Pertumbuhan Domestik Bruto (GDP) Jepang tahunan dilaporkan melorot 0.8 persen pada kuartal ketiga di hari Senin (16/11) ini menyusul revisi penurunan 0.7 persen pada kuartal kedua, sesuai dengan perkiraan yang banyak menyebutkan bahwa Jepang akan kembali resesi. Para ekonom telah mengestimasi penurunan GDP hingga 0.2 persen pada kuartal ketiga.

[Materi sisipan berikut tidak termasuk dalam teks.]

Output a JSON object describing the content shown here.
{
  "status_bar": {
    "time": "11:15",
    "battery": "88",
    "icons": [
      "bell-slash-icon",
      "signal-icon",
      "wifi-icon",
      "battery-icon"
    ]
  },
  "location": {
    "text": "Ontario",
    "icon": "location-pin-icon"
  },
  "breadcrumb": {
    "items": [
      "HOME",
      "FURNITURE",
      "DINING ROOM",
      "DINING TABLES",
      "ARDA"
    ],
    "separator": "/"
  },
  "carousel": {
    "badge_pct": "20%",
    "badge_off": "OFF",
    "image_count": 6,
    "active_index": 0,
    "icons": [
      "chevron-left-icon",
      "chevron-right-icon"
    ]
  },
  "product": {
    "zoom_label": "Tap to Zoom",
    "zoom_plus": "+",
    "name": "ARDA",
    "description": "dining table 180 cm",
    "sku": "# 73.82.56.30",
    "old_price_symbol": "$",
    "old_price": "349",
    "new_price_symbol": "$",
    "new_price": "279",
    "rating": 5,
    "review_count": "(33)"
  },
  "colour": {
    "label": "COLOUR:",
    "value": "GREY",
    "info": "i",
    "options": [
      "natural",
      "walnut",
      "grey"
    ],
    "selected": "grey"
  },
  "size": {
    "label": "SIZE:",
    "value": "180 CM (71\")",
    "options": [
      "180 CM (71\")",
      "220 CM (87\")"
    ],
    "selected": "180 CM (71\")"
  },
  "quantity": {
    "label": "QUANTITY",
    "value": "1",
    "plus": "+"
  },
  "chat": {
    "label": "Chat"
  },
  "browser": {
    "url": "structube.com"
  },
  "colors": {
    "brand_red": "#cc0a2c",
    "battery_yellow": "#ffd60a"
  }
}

Kelemahan dalam investasi dan menyusutnya invetaris bisnis membawa pertumbuhan Jepang ke teritori kontraksi ditambah dengan lambatnya pertumbuhan di China dan lemahnya outlook perekonomian Jepang. Hal-hal tersebut membuat perusahaan-perusahaan di Jepang menjadi terlalu berhati-hati dalam memperhitungkan anggaran dan produksi.
Sementara pertumbuhan diekspektasikan naik pada kuartal ini, laporan GDP kali ini dapat memberikan tekanan bagi Abe dan Gubernur Bank Sentral Jepang (BOJ), Haruhiko Kuroda, untuk mendorong kebijkan fiskal dan stimulus moneter.
Yen Diburu Sebagai Safe Haven
USD/JPY justru melemah meski GDP Jepang melorot, dengan menurun 0.19 persen ke angka 123.37. Para investor sedang memburu yen sebagai safe haven hingga mata uang tersebut menguat setelah serangan teror yang terjadi di Paris hari Jumat lalu.
"BOJ harus bertindak sekarang apabila mereka memang fokus pada fundamental Jepnag: harga-harga terus merosot dan perekonomian tidak tumbuh, sehingga kecil harapan bagi ekspektasi kenaikan inflasi," tutur Atsushi Takeda, analis Itochu Corp. di Tokyo yang diwawancarai oleh Bloomberg. Meski demikian, Takeda mengakui bahwa apakah BOJ akan mengambil tindakan penambahan stimulus atau tidak, masih sulit untuk diperkirakan. Pengumuman suku bunga BOJ akan dirilis pada hari Kamis pekan ini.